Sabam Hutajulu, the company’s finance director, told a press conference on Wednesday that the net profit increase was the result of the company’s efficiency policy and selective business strategy focusing more on net profit than revenue.
The company, as previously reported, focuses on contracts that generate higher profit margin, to mitigate plunging oil prices, which have affected the oil and gas-related industry.
With such strategy, Sabam said his company was confident that it would maintain its growth to year-end.
“We are at least optimistic that our company could book another Rp 65 billion in net profit in the second quarter,” he said.
The company deflated its revenue cost from Rp 770.51 billion in the first three months of last year to
Rp 766.99 billion this year.
Elnusa, which is 41.1 percent owned by state-run oil and gas firm Pertamina, also saw its financial costs decrease by around 7 percent to Rp 11.5 billion.
Last year, Elnusa spent up to Rp 438.57 billion on debt repayment, of which Rp 412.68 billion went to syndicated loans, which had helped the company boost its bottom line.
Elnusa corporate secretary Fajriyah Usman, meanwhile, said the company was upbeat that it would be able to retain its first quarter performance until later this year because it had booked around $344 million worth of contracts between January and March.
Out of the total contracts, about $86 million of them were new contracts, while the remainder was carried-over contracts from the previous year.
About 74.4 percent of the total contracts came from the company’s oil field and drilling business unit, while the rest came from its seismic unit.

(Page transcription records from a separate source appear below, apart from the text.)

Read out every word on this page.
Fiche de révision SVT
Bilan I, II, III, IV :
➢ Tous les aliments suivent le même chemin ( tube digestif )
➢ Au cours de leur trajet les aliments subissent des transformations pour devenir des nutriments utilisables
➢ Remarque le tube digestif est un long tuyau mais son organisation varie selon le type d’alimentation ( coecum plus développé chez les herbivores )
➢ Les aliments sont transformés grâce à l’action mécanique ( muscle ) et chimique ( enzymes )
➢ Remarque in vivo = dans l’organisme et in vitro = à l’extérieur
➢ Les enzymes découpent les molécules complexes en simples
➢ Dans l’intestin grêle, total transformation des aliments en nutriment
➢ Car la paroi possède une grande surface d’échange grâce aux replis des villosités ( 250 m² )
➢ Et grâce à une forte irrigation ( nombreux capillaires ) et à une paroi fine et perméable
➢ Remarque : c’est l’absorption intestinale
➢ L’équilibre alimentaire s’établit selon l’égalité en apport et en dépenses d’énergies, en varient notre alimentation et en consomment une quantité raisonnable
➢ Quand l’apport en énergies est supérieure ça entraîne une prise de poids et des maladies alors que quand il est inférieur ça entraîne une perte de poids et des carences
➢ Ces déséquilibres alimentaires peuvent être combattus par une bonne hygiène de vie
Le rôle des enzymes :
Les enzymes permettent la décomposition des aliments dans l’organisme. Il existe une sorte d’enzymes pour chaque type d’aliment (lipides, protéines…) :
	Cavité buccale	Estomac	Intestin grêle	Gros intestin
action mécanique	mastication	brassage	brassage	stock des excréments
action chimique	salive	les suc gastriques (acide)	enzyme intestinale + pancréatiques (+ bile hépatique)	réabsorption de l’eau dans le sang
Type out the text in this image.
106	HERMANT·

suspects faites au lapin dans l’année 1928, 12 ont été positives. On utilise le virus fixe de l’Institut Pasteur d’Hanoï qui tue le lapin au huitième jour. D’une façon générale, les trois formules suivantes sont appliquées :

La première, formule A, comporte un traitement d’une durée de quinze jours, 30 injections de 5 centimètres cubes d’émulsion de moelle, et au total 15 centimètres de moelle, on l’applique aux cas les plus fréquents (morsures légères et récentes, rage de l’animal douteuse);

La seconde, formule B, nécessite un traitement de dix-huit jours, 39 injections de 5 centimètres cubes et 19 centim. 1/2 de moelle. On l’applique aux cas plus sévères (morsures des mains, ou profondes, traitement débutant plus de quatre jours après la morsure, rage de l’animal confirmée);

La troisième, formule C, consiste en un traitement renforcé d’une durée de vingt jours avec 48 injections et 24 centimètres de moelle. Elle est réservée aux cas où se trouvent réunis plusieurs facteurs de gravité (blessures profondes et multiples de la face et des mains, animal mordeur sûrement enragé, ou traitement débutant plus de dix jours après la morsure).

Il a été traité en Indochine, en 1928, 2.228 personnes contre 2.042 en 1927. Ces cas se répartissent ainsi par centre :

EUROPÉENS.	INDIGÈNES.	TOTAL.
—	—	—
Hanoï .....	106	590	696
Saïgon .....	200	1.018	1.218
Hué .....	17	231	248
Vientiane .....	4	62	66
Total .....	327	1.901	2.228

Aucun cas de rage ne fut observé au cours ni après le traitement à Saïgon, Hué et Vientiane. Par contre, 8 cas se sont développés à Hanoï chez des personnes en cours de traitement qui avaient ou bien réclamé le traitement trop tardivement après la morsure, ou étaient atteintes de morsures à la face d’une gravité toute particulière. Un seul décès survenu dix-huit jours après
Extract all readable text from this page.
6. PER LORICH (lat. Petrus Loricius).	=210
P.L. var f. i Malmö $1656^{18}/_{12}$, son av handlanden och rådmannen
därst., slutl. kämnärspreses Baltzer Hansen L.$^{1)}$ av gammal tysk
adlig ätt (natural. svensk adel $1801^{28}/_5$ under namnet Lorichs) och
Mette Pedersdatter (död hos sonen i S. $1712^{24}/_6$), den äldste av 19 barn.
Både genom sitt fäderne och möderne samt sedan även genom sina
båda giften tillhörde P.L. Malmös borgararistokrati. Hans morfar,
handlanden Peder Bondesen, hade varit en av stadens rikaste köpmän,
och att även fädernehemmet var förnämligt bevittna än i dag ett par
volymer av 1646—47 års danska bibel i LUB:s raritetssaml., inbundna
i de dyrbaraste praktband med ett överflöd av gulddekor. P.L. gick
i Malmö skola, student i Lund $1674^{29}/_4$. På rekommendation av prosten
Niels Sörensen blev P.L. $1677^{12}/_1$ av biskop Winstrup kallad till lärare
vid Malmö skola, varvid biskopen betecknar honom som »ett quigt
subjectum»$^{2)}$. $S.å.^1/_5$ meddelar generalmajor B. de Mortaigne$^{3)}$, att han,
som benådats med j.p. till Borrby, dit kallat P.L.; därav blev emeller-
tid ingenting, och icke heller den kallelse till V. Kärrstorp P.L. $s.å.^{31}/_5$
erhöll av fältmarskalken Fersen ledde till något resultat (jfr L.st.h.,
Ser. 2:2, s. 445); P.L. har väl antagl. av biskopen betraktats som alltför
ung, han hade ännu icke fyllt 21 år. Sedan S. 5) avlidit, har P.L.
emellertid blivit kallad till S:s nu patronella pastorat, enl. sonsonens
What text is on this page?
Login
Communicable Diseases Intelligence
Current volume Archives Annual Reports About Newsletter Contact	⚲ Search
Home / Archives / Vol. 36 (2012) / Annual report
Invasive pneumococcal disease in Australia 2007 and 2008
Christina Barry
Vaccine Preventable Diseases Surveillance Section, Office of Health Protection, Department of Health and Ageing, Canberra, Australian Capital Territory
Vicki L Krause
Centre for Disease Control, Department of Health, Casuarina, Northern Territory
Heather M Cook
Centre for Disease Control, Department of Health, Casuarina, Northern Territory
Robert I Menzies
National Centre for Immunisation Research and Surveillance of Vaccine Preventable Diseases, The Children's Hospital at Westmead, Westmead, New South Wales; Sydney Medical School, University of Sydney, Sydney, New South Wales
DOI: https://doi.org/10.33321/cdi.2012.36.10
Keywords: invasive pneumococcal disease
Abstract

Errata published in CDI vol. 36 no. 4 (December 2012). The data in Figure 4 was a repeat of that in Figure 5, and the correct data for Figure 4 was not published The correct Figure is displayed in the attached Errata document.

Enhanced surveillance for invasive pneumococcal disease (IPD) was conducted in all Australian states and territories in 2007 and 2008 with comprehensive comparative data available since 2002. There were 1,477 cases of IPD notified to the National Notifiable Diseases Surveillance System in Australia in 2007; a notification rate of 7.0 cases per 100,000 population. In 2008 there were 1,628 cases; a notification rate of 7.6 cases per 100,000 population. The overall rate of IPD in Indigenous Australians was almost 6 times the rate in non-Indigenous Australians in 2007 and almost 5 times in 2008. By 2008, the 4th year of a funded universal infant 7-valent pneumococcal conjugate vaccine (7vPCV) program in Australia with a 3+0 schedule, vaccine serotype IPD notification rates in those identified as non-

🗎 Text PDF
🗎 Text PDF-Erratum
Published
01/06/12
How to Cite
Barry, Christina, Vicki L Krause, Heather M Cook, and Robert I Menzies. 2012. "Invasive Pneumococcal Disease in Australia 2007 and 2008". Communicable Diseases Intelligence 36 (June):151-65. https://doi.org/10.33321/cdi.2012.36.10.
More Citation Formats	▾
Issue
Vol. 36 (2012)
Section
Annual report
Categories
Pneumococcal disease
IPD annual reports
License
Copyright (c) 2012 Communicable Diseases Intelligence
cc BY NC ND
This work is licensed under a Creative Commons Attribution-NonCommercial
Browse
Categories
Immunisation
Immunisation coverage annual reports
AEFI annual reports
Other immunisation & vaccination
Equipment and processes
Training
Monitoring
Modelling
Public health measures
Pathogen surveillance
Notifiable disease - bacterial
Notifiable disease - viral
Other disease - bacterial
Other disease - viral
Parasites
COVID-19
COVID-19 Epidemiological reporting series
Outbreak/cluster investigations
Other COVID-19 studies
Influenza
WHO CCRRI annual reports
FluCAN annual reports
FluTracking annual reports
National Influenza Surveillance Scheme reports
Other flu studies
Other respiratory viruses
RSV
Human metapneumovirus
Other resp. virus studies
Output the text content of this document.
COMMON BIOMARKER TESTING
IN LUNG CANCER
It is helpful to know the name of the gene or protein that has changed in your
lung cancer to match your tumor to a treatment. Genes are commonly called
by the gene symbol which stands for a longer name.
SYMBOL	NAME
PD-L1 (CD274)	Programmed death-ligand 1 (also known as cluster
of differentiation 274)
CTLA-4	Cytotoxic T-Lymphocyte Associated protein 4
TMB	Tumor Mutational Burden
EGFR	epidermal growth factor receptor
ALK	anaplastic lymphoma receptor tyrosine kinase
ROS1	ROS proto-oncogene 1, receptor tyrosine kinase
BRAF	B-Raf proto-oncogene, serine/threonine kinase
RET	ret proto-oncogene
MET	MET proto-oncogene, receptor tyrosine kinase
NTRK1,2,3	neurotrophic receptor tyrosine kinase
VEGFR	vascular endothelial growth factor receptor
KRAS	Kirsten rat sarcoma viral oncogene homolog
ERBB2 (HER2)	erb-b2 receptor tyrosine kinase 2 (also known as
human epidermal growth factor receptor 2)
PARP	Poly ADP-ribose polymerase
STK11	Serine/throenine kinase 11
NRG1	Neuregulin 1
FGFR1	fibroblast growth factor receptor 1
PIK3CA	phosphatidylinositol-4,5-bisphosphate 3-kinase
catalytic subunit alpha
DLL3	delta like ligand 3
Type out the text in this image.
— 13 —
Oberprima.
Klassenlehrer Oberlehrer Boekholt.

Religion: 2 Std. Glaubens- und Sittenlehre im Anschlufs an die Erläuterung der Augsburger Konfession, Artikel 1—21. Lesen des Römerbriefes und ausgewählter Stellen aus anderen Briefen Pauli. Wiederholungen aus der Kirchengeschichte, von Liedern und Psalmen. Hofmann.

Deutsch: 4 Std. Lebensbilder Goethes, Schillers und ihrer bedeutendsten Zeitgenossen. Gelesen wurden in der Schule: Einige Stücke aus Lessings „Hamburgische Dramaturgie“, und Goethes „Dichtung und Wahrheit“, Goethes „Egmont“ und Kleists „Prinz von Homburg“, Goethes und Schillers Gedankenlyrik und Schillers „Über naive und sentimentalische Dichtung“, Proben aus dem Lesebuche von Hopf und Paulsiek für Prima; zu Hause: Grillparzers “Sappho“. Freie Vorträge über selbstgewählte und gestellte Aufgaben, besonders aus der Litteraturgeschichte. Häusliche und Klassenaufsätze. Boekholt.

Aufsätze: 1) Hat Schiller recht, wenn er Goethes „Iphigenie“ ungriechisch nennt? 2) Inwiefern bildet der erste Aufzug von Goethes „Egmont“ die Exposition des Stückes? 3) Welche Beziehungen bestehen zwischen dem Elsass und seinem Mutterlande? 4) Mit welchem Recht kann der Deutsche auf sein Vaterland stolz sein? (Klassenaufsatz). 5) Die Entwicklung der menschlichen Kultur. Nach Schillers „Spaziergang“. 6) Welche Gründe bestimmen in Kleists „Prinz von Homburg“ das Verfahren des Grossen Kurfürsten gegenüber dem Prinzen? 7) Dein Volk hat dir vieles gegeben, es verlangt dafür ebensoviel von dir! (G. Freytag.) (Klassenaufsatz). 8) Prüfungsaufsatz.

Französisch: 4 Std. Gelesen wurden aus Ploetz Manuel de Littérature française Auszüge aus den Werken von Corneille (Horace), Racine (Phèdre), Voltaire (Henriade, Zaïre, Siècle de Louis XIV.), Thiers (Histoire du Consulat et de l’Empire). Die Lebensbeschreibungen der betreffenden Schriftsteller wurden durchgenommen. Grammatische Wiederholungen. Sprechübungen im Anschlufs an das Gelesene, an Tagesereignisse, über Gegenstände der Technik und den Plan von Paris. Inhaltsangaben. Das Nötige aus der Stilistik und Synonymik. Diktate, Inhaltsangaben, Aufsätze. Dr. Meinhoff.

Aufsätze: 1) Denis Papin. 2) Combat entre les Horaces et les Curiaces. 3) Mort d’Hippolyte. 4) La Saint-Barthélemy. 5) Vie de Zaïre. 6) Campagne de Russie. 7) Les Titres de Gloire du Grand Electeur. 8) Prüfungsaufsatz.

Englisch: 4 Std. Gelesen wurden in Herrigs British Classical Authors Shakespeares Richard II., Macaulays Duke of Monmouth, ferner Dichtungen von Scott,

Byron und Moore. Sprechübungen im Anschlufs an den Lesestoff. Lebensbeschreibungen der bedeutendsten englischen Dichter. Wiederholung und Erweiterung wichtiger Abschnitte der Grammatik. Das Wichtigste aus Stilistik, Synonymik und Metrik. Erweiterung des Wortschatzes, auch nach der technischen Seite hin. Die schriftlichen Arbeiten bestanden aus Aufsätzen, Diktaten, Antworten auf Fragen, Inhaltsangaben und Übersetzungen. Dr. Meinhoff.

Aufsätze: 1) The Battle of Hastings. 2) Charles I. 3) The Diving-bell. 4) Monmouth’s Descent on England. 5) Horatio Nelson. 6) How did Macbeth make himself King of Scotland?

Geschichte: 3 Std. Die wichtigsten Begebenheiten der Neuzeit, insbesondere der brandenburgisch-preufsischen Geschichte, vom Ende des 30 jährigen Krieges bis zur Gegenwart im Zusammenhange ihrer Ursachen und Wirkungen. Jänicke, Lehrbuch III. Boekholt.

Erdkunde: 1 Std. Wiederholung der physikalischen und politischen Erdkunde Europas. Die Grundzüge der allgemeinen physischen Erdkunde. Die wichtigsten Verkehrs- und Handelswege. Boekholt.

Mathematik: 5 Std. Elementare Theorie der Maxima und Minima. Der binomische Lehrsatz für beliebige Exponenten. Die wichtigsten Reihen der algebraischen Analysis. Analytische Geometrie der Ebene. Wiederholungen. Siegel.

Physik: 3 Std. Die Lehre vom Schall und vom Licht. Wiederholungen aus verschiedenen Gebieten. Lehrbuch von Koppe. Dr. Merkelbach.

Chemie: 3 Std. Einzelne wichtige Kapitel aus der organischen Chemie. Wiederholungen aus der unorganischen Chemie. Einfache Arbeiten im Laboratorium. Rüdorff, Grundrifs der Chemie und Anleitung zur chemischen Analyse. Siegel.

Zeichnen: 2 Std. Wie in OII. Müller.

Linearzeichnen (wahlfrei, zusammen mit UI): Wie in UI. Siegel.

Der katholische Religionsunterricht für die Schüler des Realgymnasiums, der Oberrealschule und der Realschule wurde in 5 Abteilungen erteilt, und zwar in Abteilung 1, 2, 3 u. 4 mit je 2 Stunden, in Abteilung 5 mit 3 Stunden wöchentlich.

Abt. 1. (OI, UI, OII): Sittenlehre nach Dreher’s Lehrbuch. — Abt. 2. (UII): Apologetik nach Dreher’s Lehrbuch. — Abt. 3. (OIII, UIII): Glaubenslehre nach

“Out of the total contracts we have secured so far this year, about 45 percent or around $158 million will be worked and recorded in our revenue this year. “The remaining 55 percent comprise multiyear contracts that will be carried over to 2016 and 2017,” she explained.
Last year, Elnusa, with business coverage reaching Myanmar, Vietnam, Brunei Darussalam and India — booked $470 million in contracts, around $239 million of which were new contracts.
Elnusa saw its bottom line surge by around 73 percent to Rp 412.43 billion last year, a significant jump from Rp 238.06 billion in 2013. The company maintained net profit growth after booking 86 percent annual growth in 2013.
This is in contrast to the company‘s revenue, which only grew 2.7 percent to Rp 4.2 trillion on an annual basis last year and slumped by around 14 percent compared to the previous year.
The company’s 2014 full-year profits were also backed by Rp 87.39 billion sales in fixed assets after selling 20,815 hectares of land worth Rp 93.4 billion in the second quarter of last year.